AI, spooks, and red poppies…

The UK weather at this time of year is often variable, and this year is no exception. Rain last night decimated Halloween’s ‘trick-or-treating’ and sightings of ghostly spirits, at least in the Badger’s locality. However, those at this week’s global AI Safety Summit at Bletchley Park will no doubt have some fun ‘spotting the spook’ because there’ll inevitably be ‘spooks’ from shadowy organisations in their midst! The summit brings together governments, leading AI companies, and many others to consider the risks associated with rapidly advancing AI technologies, and how these can be mitigated via international coordination and regulation.

Given that it’s barely a year since ChatGPT was launched, the fact that this summit is taking place is encouraging. But will something tangible emerge from it? The Badger’s quietly hopeful, even though governments and regulators have historically been glacial and have only acted once a technology is already well-established. The UK government, for example, has taken almost 20 years to establish an online safety law to limit the harms caused by social media. AI pioneers have themselves voiced concern about the threats, and it will be a catastrophe if it takes another 20 years to limit the potential harms from this field of  technology!

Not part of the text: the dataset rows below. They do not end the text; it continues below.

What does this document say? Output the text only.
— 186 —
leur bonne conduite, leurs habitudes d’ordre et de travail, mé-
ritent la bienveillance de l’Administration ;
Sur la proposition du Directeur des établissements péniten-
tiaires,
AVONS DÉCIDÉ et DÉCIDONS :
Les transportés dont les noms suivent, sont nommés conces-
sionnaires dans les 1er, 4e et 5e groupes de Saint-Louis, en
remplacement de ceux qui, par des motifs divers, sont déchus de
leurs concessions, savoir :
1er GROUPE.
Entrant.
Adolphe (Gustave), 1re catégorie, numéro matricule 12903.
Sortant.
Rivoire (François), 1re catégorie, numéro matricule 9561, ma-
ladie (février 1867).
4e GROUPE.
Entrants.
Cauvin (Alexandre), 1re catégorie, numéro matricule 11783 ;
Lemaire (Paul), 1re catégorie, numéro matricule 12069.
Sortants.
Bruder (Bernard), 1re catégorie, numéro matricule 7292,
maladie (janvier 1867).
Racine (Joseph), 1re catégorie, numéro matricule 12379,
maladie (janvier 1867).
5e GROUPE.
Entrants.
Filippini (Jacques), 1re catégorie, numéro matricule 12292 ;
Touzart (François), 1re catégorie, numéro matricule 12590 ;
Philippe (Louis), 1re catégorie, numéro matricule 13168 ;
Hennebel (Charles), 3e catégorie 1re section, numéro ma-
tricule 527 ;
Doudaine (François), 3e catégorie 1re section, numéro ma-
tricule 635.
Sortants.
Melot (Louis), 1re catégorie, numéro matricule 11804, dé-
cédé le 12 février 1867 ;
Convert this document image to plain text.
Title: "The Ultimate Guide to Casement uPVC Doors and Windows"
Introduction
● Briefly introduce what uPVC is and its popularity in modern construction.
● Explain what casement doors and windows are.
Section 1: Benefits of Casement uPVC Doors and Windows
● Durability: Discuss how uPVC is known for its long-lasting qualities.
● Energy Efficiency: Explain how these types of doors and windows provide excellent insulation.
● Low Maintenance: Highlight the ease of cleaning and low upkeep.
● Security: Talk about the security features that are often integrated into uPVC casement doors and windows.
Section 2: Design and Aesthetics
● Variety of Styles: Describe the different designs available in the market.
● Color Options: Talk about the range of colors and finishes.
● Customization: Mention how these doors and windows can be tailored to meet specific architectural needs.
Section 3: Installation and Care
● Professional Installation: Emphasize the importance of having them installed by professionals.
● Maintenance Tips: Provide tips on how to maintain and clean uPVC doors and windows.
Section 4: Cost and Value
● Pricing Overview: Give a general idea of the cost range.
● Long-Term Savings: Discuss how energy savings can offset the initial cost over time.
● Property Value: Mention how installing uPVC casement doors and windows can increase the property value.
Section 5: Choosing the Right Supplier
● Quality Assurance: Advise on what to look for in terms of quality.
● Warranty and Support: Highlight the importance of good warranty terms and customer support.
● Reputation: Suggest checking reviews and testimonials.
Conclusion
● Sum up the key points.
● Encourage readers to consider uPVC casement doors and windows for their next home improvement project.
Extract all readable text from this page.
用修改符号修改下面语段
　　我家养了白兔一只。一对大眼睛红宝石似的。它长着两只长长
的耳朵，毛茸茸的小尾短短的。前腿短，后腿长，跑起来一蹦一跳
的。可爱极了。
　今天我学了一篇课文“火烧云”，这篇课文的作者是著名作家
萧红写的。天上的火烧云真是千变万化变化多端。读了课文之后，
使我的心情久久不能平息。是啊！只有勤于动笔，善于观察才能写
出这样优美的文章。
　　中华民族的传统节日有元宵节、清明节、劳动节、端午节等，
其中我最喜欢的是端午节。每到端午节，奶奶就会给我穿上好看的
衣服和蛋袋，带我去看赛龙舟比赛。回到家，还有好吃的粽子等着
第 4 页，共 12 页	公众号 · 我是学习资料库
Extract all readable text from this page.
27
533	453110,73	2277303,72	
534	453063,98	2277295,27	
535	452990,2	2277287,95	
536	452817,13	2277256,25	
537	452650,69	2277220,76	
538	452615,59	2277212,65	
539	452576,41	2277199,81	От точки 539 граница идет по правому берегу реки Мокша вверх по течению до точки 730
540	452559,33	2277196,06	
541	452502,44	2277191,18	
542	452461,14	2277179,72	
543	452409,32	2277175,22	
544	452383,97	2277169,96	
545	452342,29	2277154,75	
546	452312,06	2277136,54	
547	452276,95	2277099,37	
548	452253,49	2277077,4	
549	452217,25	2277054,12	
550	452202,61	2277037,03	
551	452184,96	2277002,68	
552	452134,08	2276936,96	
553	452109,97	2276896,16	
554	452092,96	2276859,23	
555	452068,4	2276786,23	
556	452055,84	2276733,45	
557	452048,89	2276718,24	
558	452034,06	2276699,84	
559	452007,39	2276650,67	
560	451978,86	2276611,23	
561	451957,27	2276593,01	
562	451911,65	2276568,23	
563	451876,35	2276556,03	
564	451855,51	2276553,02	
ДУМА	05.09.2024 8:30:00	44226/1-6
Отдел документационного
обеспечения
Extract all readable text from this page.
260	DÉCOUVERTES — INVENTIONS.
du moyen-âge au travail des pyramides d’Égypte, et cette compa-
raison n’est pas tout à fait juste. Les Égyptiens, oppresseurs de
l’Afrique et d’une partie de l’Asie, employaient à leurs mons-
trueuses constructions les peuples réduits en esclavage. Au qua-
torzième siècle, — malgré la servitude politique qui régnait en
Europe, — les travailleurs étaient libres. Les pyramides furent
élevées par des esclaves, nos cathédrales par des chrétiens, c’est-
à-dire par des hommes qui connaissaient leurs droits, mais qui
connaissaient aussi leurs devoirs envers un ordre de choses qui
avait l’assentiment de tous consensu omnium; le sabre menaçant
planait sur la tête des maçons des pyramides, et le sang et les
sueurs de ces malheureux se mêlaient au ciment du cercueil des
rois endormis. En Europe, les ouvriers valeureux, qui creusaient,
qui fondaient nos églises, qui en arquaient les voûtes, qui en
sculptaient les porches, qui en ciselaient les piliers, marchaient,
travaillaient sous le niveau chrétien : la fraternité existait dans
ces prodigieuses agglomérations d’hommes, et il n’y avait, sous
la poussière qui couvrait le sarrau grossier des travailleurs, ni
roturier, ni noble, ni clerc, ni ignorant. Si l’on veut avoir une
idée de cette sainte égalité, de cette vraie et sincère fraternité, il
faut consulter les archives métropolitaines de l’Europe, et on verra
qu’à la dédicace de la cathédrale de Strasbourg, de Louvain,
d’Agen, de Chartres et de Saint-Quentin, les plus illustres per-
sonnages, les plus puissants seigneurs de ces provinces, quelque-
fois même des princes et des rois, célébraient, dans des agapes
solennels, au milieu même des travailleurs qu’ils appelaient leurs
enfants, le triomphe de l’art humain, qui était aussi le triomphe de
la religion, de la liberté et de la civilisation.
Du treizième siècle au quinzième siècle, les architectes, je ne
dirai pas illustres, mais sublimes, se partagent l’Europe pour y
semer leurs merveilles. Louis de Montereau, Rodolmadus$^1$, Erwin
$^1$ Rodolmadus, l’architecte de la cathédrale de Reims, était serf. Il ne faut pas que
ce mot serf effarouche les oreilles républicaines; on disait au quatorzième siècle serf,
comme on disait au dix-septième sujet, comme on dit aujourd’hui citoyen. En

With Halloween a damp squib, the Badger’s thoughts about the AI Safety Summit roamed fancifully influenced by November’s Guy Fawkes Night and Remembrance Sunday which are just days away. ‘Spooks’ from the shadowy organisations providing intelligence to governments will certainly push for more sophisticated AI capabilities in their operational kitbag to ensure, for example, that the chance of a repeat of Guy Fawkes’ 1605 attempt to blow up Parliament is infinitesimally small! Militaries will also want to develop and use ever more advanced AI capabilities to enhance their physical, informational, and cyber operational defensive and offensive capabilities. Inevitably, lessons learned from current conflicts will fuel further military AI development, but whatever any future with AI looks like, the Badger thinks that red poppies and  Remembrance Sunday will remain an annual constant.

The Badger’s grandfathers, and his father and father-in-law, served in the British Army in the two World Wars of the 20th Century. They rarely spoke about their experiences, but they were proud to have fought for the freedoms and way of life we take for granted today. Now all passed away, what would they think about the threat that AI poses to our future? Just two things; that an identified threat should always be dealt with sooner rather than later, and that we must never allow Remembrance Sunday to wither on the vine of time because it’s a reminder to everyone that it’s man who makes sacrifices to protect freedoms, not machines.

‘They shall grow not old, as we that are left grow old:

Age shall not weary them, nor the years condemn.